I don’t say anything. What is there to say? I want to kill her. I want revenge. Who wouldn’t want that? On someone like Zal? She’s a dictator. She’s a murderer. Never mind how she got that way, never mind that she’s my mother.
“I don’t wish for you to kill her. I don’t wish any of this. I never expected to live this long, to watch the sea broken, to watch the sky broken. The squallwhales are dying and the oceans beneath us are full of poisons. The ice is melting. There are gaps in the sky.”
Vespers glides through the room singing a quick song in a newscaster voice about thousands dead somewhere else, this time because of a huge storm that came out of nowhere and flattened half an island. My stomach lurches.

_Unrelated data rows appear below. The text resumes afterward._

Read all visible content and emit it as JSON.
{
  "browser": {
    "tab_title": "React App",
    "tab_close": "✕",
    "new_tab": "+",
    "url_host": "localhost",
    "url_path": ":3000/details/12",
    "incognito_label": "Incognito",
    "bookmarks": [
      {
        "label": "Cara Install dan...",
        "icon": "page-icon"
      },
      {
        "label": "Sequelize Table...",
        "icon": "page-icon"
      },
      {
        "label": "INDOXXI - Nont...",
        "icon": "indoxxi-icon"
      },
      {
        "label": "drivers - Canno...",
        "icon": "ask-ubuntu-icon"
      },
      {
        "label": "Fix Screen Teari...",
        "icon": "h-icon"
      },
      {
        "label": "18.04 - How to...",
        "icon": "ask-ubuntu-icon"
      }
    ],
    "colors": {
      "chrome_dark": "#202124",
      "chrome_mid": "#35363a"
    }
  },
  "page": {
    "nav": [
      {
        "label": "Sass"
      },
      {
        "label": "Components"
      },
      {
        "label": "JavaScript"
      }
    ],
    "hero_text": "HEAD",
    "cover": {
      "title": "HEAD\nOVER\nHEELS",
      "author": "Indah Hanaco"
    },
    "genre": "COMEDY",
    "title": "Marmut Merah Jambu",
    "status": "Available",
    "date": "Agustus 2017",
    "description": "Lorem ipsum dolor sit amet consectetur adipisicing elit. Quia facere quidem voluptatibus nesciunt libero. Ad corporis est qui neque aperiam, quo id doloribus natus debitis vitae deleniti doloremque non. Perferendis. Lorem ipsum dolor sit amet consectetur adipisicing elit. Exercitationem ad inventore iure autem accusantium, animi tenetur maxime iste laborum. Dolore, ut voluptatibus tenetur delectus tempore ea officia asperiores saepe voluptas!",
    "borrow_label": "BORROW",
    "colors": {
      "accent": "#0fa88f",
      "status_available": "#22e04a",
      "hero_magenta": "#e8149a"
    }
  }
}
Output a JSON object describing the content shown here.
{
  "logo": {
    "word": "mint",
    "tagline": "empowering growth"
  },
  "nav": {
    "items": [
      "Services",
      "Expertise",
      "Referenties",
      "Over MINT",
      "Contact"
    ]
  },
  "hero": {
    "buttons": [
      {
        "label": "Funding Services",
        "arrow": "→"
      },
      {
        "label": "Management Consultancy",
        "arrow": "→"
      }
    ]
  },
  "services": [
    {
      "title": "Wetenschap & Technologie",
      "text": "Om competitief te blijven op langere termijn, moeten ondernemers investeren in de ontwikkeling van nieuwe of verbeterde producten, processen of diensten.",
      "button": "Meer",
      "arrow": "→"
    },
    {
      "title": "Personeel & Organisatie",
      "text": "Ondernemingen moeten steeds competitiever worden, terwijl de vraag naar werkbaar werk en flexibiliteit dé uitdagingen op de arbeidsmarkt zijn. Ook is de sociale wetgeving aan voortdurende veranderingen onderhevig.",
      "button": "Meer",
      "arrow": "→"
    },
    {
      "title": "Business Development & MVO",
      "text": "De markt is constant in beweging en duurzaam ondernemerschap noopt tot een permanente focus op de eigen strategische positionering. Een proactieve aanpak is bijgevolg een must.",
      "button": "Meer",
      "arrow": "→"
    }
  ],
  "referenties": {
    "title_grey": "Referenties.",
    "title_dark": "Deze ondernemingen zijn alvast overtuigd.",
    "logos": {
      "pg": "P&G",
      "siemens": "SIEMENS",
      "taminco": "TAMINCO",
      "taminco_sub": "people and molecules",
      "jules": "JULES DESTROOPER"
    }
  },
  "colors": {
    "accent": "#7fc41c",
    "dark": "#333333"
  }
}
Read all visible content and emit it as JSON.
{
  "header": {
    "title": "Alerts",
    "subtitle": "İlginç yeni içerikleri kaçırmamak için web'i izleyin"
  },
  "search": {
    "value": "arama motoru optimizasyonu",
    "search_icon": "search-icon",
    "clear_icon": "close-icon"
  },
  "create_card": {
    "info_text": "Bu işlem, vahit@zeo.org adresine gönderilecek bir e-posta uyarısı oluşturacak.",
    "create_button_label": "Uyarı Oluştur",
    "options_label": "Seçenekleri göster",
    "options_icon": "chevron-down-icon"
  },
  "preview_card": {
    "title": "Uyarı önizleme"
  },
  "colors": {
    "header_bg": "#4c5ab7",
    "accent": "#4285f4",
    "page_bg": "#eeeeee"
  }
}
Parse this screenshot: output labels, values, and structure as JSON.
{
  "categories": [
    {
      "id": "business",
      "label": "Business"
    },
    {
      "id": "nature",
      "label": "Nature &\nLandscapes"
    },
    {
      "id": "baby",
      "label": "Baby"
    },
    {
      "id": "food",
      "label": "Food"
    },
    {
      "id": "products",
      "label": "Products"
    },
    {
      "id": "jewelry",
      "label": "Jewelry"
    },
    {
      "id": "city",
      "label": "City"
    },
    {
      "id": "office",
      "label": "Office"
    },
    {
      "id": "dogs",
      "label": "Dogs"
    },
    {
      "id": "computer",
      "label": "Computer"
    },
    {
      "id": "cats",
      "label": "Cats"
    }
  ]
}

“You know who’s doing this!” I say. “How can you just do nothing? She’s calling down a flood, and she’s using my heartbird’s song to do it. And my song too. She has him captive, and everything about it is going to end with all of us dead. Do you want to be dead?”
He walks away from me.
“I can make things better!” I shout after him.
He looks over at me, his eyes gleaming and golden. “But will you choose to?” he says. “You are her daughter.”
“I’m myself,” I say. “I’m trying.”
Am I? My brain is full of visions of Zal, of taking Eli back, Caru back, getting vengeance for all the horrible things she’s done, all the horrible things she WILL do if I let her. I have to get to her. I have to stop her.
I have to kill her. It’s HAVE to. It’s not a matter of what I want.
My brain is full of Jason too, of showing him that I never needed him to be strong, that I can do it alone. I’m strong enough with or without his love. My brain is full of finding Dai and showing him the same things, these boys who both lied to me, these boys who both pretended to love me.